Monday morning we got up and I let preston know he was no longer a baby. That he was done with diapers. We sat on the potty and we went potty. It's now Friday and this has been a great week. Yes, he's had accidents. Yes, I've gotten frustrated. But only twice. In 4 days only twice. In this family this is something worth celebrating.

Being a mamma to this little guy is so much easier when I'm not having to nag about the potty. I hate to say it but potty training this little man was making me not enjoy my role as a mom. We were all so stressed. I'm not saying its over, but my goodness it's so much better.

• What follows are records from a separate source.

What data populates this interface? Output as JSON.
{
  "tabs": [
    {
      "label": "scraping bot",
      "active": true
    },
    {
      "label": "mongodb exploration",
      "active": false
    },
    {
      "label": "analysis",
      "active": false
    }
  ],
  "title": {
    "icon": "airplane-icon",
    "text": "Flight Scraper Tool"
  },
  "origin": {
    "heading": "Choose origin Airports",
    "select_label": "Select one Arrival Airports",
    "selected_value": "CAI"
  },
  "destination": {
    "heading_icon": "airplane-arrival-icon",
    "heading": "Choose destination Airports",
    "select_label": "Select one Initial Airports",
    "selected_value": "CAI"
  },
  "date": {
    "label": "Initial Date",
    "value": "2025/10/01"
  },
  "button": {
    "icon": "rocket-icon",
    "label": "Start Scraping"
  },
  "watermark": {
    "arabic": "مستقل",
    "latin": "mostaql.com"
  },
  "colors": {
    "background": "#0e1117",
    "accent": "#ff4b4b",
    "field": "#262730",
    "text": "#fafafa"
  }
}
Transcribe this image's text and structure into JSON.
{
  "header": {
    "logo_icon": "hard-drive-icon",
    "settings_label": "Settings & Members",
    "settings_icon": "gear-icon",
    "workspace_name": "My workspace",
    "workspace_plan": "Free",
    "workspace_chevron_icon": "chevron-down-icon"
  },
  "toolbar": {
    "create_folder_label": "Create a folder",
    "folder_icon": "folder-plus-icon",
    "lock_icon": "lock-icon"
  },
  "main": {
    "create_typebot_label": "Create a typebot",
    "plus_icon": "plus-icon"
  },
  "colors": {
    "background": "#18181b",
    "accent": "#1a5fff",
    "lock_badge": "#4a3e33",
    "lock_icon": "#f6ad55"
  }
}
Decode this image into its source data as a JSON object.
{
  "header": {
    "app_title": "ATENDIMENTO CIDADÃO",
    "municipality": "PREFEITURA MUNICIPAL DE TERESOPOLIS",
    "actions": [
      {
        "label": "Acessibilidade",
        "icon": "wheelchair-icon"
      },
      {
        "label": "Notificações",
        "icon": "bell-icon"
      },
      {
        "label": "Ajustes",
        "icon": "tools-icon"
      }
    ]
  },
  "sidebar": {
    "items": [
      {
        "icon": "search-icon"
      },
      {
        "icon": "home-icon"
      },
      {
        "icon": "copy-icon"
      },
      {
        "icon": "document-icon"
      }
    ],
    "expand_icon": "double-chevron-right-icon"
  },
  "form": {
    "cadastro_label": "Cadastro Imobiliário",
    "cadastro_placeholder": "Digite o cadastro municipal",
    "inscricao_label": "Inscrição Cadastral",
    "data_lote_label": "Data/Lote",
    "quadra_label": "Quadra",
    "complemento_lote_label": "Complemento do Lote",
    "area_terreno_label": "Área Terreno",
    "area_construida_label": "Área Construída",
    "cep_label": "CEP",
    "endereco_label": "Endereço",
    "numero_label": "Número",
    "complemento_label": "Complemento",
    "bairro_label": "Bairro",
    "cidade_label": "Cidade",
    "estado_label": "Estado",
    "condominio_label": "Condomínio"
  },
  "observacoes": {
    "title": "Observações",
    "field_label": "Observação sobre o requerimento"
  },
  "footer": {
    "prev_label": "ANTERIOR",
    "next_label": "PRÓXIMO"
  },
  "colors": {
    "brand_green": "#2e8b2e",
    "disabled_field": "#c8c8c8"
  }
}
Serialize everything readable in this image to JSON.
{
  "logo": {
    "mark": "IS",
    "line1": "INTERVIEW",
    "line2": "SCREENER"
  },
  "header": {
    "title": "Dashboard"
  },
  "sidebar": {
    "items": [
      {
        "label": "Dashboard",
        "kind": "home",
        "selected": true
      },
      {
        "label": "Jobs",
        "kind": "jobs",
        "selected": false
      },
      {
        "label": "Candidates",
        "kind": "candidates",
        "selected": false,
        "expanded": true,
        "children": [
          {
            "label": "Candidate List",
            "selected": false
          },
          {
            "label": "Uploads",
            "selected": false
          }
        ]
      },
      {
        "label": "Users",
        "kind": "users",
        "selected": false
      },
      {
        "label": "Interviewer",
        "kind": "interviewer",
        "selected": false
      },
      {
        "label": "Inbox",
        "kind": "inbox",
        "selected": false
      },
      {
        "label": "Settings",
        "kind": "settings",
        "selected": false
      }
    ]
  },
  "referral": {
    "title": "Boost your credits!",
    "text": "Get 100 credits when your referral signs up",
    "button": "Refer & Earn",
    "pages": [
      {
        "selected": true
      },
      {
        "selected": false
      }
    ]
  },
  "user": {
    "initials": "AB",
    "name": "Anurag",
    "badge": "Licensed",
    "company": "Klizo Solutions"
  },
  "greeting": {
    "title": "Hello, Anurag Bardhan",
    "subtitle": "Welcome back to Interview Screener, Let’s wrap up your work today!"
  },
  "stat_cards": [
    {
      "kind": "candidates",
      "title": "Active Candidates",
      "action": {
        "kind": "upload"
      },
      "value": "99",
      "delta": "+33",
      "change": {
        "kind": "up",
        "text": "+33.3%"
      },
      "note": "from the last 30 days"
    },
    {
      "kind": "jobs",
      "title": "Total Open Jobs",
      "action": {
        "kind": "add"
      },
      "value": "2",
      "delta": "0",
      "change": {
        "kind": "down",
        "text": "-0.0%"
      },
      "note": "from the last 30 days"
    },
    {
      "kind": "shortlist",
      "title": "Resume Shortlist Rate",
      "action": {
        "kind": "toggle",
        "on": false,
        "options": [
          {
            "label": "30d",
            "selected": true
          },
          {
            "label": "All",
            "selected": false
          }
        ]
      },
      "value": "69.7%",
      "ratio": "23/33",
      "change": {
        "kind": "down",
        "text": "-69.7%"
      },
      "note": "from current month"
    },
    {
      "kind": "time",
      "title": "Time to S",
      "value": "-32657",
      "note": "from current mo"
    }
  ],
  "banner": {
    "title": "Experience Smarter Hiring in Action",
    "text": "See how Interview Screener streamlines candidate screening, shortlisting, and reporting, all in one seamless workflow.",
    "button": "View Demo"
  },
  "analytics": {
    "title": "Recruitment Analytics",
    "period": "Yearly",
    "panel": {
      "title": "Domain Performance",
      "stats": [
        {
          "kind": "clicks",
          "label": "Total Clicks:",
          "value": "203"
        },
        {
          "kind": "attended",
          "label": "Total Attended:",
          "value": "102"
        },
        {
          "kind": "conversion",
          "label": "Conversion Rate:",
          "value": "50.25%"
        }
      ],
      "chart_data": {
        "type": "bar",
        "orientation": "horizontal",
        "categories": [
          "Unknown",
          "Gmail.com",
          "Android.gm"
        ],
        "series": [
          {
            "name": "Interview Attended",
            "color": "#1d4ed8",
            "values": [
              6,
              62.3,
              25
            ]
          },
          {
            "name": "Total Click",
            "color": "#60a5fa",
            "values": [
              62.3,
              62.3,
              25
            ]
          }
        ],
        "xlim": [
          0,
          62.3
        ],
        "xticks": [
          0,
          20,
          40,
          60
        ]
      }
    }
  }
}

Have you ever had a situation like this where you had to stop completely in order to accomplish what you started?

Sunday, November 11, 2012

My husband

I am not an outwardly affectionate person. (probably one of my biggest faults) I am not one to praise and or brag about my husband but today I want everyone to know that I am very proud to call this man

my husband. He as made huge sacrifices for his country most without complaint. He's missed births, birthdays, anniversaries, first days, graduations and much more to serve and defend the country we both love so much. I feel so blessed to have him in my life.


Thursday, November 8, 2012

It's okay...


That I gave my youngest a Leap pad to fall asleep for nap.
I just ate my 3rd piece of candy today.
Thats I am getting the house ready for Christmas.
That the dryer is on its second go around.
That I have a pile of laundry waiting to be folded and I am leaving it for tonight.
I've only completed about half of my todo list and I'm done.

Its Ok Thursdays

Pumpkin patch 2012

Well this is more than slightly overdue since it wasn't last weekend that we went but the weekend before.
I love going to pumpkin patches the husband could do without. After 5 years of marriage I have figured out why. By the way he has a GREAT time at this patch. Growing up in southern California we just didn't have pumpkin patches. There really wasn't even fall. I moved to Tennessee and had my first child all in the same year. I also started visiting pumpkin patches that same year. And year after year 5 now the husband came along reluctantly. By the end of the day he'd be complaining about this and that. Ha not this time, he too had a BLAST.
My husband was totally in his element trying to teach a 3 and 5 year old how to rope a cow.